Rapporteur spécial des Nations Unies sur les droits humains à l’eau potable et à l’assainissement, Pedro Arrojo Agudo a livré une intervention très remarquée.
« Imaginez un monde sans Organisation mondiale de la santé, où ce serait le lobby pharmaceutique qui convoquerait tous les trois ans des conférences pour décider de la santé mondiale, du Covid et des pandémies. C’est exactement ce qui se passe aujourd’hui pour l’eau. »
Selon lui, l’absence d’une véritable institution onusienne dédiée à l’eau et à l’assainissement a laissé le champ libre aux intérêts privés pour structurer la gouvernance mondiale de ce secteur vital.

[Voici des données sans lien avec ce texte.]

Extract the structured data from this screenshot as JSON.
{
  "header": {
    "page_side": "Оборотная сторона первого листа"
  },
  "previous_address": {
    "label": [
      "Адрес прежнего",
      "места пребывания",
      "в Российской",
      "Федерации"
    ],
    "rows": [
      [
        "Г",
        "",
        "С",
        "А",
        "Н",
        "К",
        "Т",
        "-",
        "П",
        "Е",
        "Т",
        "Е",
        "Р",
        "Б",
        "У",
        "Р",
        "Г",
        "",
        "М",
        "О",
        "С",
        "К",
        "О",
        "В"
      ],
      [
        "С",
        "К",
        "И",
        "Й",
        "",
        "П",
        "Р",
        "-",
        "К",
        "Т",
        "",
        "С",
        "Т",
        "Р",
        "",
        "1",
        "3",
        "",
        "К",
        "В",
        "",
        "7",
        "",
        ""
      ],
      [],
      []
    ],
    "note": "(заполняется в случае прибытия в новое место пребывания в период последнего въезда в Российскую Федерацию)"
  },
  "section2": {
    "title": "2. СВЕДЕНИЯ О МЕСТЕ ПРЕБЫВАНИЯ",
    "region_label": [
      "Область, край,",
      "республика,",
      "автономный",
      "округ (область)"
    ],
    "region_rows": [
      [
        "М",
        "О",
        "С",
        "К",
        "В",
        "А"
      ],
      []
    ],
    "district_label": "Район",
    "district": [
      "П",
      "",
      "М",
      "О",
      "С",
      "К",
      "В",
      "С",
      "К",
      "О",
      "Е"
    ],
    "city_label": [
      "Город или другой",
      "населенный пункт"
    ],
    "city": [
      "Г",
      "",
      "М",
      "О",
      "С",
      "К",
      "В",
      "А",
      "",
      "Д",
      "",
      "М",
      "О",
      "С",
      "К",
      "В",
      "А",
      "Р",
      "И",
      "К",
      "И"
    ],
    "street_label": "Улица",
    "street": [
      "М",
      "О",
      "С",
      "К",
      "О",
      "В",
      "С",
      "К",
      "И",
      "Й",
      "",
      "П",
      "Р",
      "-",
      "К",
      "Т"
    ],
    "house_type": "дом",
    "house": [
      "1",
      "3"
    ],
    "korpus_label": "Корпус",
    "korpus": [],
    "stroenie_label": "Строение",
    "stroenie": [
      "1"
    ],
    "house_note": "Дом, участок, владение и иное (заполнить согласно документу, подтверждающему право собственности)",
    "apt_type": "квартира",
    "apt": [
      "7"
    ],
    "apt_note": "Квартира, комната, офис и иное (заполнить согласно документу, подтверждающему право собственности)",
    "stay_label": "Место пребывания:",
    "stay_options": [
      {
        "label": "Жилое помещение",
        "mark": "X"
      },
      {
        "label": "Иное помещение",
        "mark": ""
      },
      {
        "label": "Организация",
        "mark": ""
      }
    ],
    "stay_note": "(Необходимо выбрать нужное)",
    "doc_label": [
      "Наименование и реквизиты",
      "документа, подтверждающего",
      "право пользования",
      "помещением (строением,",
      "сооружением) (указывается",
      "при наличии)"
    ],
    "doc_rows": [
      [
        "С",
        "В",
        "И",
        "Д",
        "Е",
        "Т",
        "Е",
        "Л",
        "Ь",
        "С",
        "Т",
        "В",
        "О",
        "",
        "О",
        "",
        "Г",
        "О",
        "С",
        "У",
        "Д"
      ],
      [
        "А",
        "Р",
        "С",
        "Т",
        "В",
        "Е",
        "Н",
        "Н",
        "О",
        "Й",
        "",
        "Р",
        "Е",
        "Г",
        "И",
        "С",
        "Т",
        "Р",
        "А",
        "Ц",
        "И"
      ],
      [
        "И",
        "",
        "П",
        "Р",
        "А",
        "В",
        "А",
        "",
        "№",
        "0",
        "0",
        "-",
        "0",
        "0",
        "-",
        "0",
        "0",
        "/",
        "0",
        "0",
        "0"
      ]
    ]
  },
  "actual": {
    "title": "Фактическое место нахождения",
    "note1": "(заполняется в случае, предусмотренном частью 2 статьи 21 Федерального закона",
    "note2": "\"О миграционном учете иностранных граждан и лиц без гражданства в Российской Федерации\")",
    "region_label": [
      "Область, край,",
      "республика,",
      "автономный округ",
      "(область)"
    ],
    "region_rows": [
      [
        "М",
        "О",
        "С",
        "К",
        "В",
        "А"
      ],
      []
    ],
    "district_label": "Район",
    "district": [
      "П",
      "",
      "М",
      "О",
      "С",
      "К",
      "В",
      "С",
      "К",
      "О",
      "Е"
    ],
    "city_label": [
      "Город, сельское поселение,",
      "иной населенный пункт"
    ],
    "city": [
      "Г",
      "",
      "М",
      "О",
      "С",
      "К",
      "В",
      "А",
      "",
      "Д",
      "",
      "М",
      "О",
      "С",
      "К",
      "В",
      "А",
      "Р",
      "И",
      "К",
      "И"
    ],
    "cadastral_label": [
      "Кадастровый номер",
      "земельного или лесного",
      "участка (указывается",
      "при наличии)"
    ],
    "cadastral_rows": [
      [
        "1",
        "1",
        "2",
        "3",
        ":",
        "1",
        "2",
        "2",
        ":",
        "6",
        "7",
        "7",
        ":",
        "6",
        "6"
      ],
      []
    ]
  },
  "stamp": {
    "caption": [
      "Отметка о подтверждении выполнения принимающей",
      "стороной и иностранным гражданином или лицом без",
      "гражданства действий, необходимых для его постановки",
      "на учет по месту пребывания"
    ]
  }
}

« La Conférence de l’ONU sur l’eau de 2023, malgré ses limites, et celle prévue en 2026 placent désormais les Nations Unies devant leur responsabilité : assumer pleinement leur rôle de garant des droits humains. »
Pedro Arrojo Agudo plaide pour l’institutionnalisation des conférences sur l’eau sous l’autorité des Nations Unies, fondées sur une approche de droits humains et une participation sociale massive, en particulier celle des « titulaires de droits » : les populations privées d’eau et souvent réprimées lorsqu’elles la revendiquent.
« L’eau est gérée localement. Il est donc indispensable de convoquer les communautés, les réseaux de gestion communautaire et les municipalités, aujourd’hui largement exclues des espaces internationaux de décision. »
Avec de nombreuses organisations à travers le monde, il soutient la création de la Plateforme sociale pour l’eau, destinée à fédérer peuples autochtones, mouvements contre la privatisation, réseaux interreligieux, ONG et collectivités locales autour d’un même objectif : faire de l’eau un droit effectif, et non une marchandise.
« Au final, ce sont les gouvernements qui décident. Mais avant de décider, ils doivent écouter. »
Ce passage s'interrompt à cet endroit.